Education Law & Policy
For more than a century, law and the legal system have played a major role in the shaping of public education in the United States. Repeatedly in that history lawmakers, teachers, students and their families have grappled with the question of the appropriate role of government in education, of the proper and/or most effective means by which change in education is effected, and of the best policies to promote equality of opportunity. This class will examine the development of education law and policy. Topics to be covered include: equity in access to education and the disparate, adverse effects of educational policy choices - especially those made in response to the pandemic - on students who belong to groups historically denied or afforded only limited access to educational opportunity; the purposes of public education and the balance between the rights of parents and family to control the education experience, on the one hand, and the authority of the state to ensure that the purposes of public education are achieved, on the other; and students’ rights to freedom of expression and the tension between those rights and the need for school administrators to maintain a safe learning environment.

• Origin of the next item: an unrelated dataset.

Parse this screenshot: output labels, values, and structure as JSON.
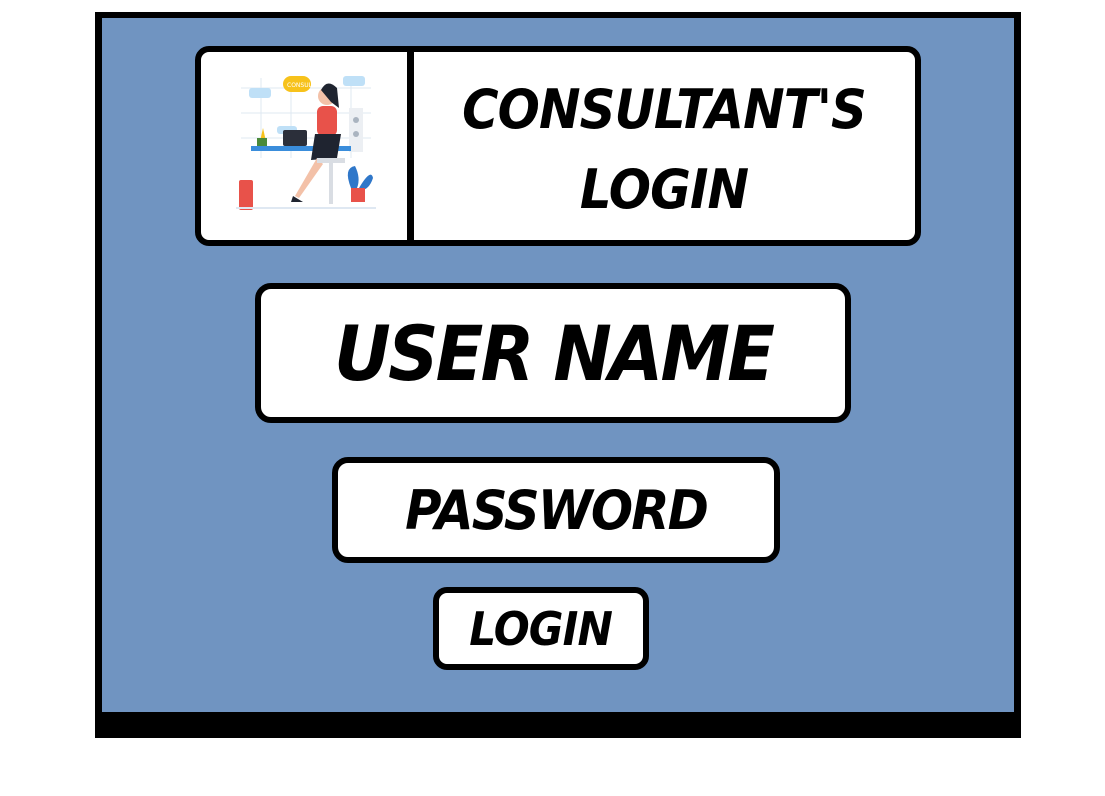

Access to a quality education will be examined by analyzing disputes arising at every stage of the education process, from issues regarding practices that may engender a “school-to-prison pipeline” to ongoing debates over race-conscious policies, K-12 teacher tenure, school sports, the unmet needs of English language learners, the misuse of the special education system, the impact of the burgeoning charter school movement, and the implementation of the new federal "Every Student Succeeds" Act.